Andrew 7 [Nuts and gravel]
Paula 8 [Soft and easy-drinking]
Jess 7 [A white wine for red wine drinkers]
Frankie 8 [what a find!]
Fleurs Blanches was an amazing match for the main course – perhaps helped by the dash of Fleurs Blanches which went in the jus. O’Briens’ notes reckon that it “bears a closer resemblance to fine Burgundy than to Corbiéres” – I would clarify that by saying it could double for maturefine Burgundy – it’s that good!
Henri Bourgeois La Porte Caillou Sancerre 2013 (€22.99, currently €19.99, O’Briens)
Valentine’s connection: woo your Valentine with a classy, classic white wine.
Sancerre was the first wine region famous for varietal Sauvignon Blanc, but as is the way with Appellation-based fame, it is open to use and abuse. If you’ve ever bought a Sancerre in a French supermarket then you will know that quality can be very variable…
So what to do? Find a good producer, of course – or a greatproducer, such as Henri Bourgeois.
Minerality is a buzzword in wine at the moment, but the chalk soils of HB’s vineyards impart a magnificent flint character to his wines. The very name “Porte de Caillou” means Pebble Gate, so that should give you an idea!
As well as the minerality (liked by one taster to sucking on gravel!), there’s lots and lots of fruit: very green, but ripe, fruit such as gooseberry and grapefruit, plus a little restrained tropical fruit. There’s lots of acidity but it’s smooth rather than spiky, with more body and texture than you might expect from a Sauvignon.
Andrew 8 [An integrated continuum from the nose though to the palate]
Paula 7 [Lovely and fresh]
Jess 6 [Prefer fruity Sauvignons]
Frankie 8 [Classic Sancerre!]
Food friendly Sauvignon that the Kiwis are now trying to emulate. This shows how Sancerre should be done, and why it became a classic in the first place.
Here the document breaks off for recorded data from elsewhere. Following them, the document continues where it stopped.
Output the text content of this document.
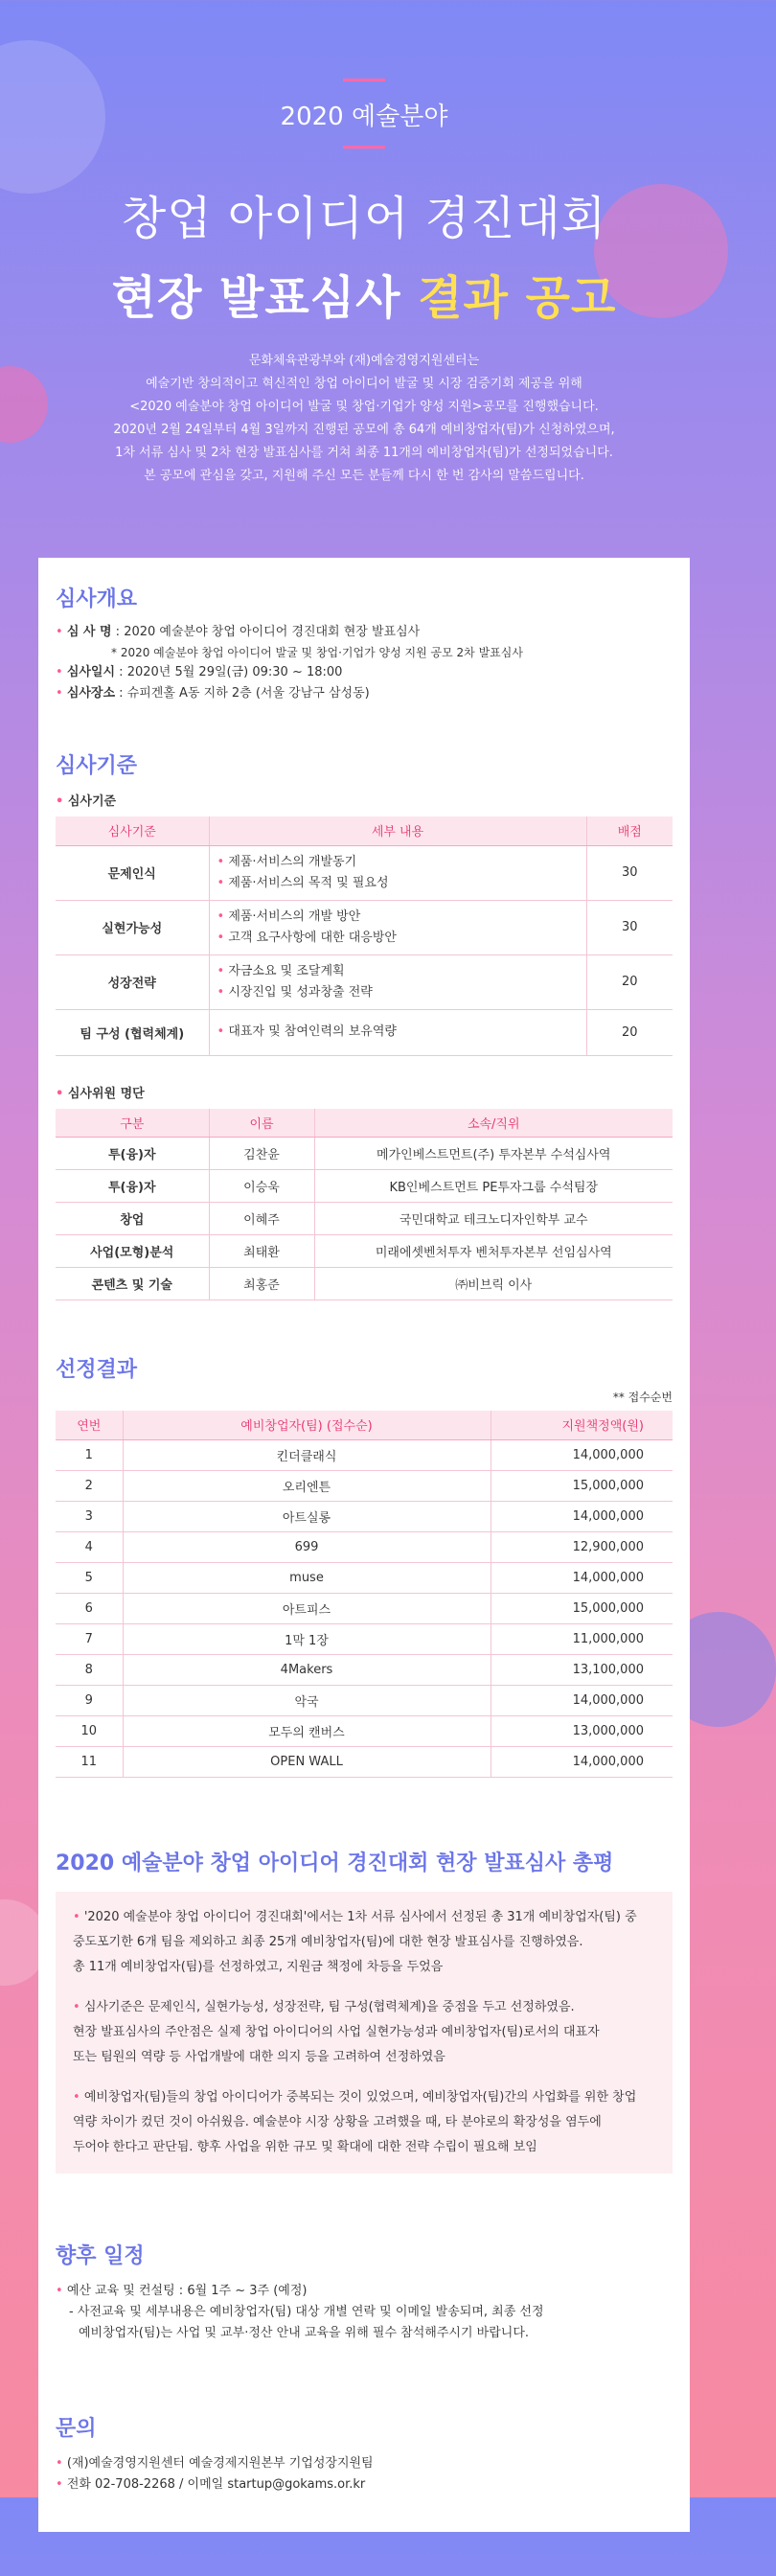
2020 예술분야
창업 아이디어 경진대회
현장 발표심사 결과 공고
문화체육관광부와 (재)예술경영지원센터는
예술기반 창의적이고 혁신적인 창업 아이디어 발굴 및 시장 검증기회 제공을 위해
<2020 예술분야 창업 아이디어 발굴 및 창업·기업가 양성 지원>공모를 진행했습니다.
2020년 2월 24일부터 4월 3일까지 진행된 공모에 총 64개 예비창업자(팀)가 신청하였으며,
1차 서류 심사 및 2차 현장 발표심사를 거쳐 최종 11개의 예비창업자(팀)가 선정되었습니다.
본 공모에 관심을 갖고, 지원해 주신 모든 분들께 다시 한 번 감사의 말씀드립니다.
심사개요
• 심 사 명 : 2020 예술분야 창업 아이디어 경진대회 현장 발표심사
* 2020 예술분야 창업 아이디어 발굴 및 창업·기업가 양성 지원 공모 2차 발표심사
• 심사일시 : 2020년 5월 29일(금) 09:30 ~ 18:00
• 심사장소 : 슈피겐홀 A동 지하 2층 (서울 강남구 삼성동)
심사기준
• 심사기준
심사기준	세부 내용	배점
문제인식	• 제품·서비스의 개발동기
• 제품·서비스의 목적 및 필요성	30
실현가능성	• 제품·서비스의 개발 방안
• 고객 요구사항에 대한 대응방안	30
성장전략	• 자금소요 및 조달계획
• 시장진입 및 성과창출 전략	20
팀 구성 (협력체계)	• 대표자 및 참여인력의 보유역량	20
• 심사위원 명단
구분	이름	소속/직위
투(융)자	김찬윤	메가인베스트먼트(주) 투자본부 수석심사역
투(융)자	이승욱	KB인베스트먼트 PE투자그룹 수석팀장
창업	이혜주	국민대학교 테크노디자인학부 교수
사업(모형)분석	최태환	미래에셋벤처투자 벤처투자본부 선임심사역
콘텐츠 및 기술	최홍준	㈜비브릭 이사
선정결과
** 접수순번
연번	예비창업자(팀) (접수순)	지원책정액(원)
1	킨더클래식	14,000,000
2	오리엔튼	15,000,000
3	아트실롱	14,000,000
4	699	12,900,000
5	muse	14,000,000
6	아트피스	15,000,000
7	1막 1장	11,000,000
8	4Makers	13,100,000
9	악국	14,000,000
10	모두의 캔버스	13,000,000
11	OPEN WALL	14,000,000
2020 예술분야 창업 아이디어 경진대회 현장 발표심사 총평

• '2020 예술분야 창업 아이디어 경진대회'에서는 1차 서류 심사에서 선정된 총 31개 예비창업자(팀) 중
중도포기한 6개 팀을 제외하고 최종 25개 예비창업자(팀)에 대한 현장 발표심사를 진행하였음.
총 11개 예비창업자(팀)를 선정하였고, 지원금 책정에 차등을 두었음

• 심사기준은 문제인식, 실현가능성, 성장전략, 팀 구성(협력체계)을 중점을 두고 선정하였음.
현장 발표심사의 주안점은 실제 창업 아이디어의 사업 실현가능성과 예비창업자(팀)로서의 대표자
또는 팀원의 역량 등 사업개발에 대한 의지 등을 고려하여 선정하였음

• 예비창업자(팀)들의 창업 아이디어가 중복되는 것이 있었으며, 예비창업자(팀)간의 사업화를 위한 창업
역량 차이가 컸던 것이 아쉬웠음. 예술분야 시장 상황을 고려했을 때, 타 분야로의 확장성을 염두에
두어야 한다고 판단됨. 향후 사업을 위한 규모 및 확대에 대한 전략 수립이 필요해 보임

향후 일정
• 예산 교육 및 컨설팅 : 6월 1주 ~ 3주 (예정)
- 사전교육 및 세부내용은 예비창업자(팀) 대상 개별 연락 및 이메일 발송되며, 최종 선정
예비창업자(팀)는 사업 및 교부·정산 안내 교육을 위해 필수 참석해주시기 바랍니다.
문의
• (재)예술경영지원센터 예술경제지원본부 기업성장지원팀
• 전화 02-708-2268 / 이메일 startup@gokams.or.kr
Ars Nova Navarra Gran Reserva 2007 (€17.49, O’Briens)
Valentine’s connection: an appeal to the finer things in life – and seductive in the glass.
Named after the Mediaeval Latin for “New Art” (as in New Technique), this is a blend of 40% Tempranillo (well known in Rioja and elsewhere in Spain), 40% Cabernet Sauvignon, 20% Merlot (both from Bordeaux). Its home region of Navarra had non-native (mainly French) varieties planted from the 1980s onwards, so now winemakers have a wide choice of ingredients.
As a Gran Reserva it has spent eighteen months maturing before being bottled – the producer mentions nine months in French oak so I’m guessing a further nine in a larger format of vessel. Alcohol is punchy but not overblown at 14.0%.
It shows smoke rather than vanilla characters from the oak, followed by red fruit (strawberry) moving into black fruit (blackberry, blackcurrant, blueberry) and a savoury finish. There’s perhaps an edge of leather and liquorice but they don’t dominate. Overall the impression is of fruit sweetness, plenty of tannin, well balanced.
Andrew 8 [My kind of wine, fruit and tannin together]
Paula 9 [My favourite wine of the night]
Jess 9 [Easy going, smooth, could drink this every day]
Perfectly poised between (fruit) sweet and (tannin) savoury, this was a big hit with everyone. It was a good match for the cheese but would also be great with beef, lamb or venison. Without the renown of Rioja, the winemakers of Navarra have really upped their game. The only downside to this wine was that a Lussac St-Emilion tasted afterwards was dry and thin in comparison!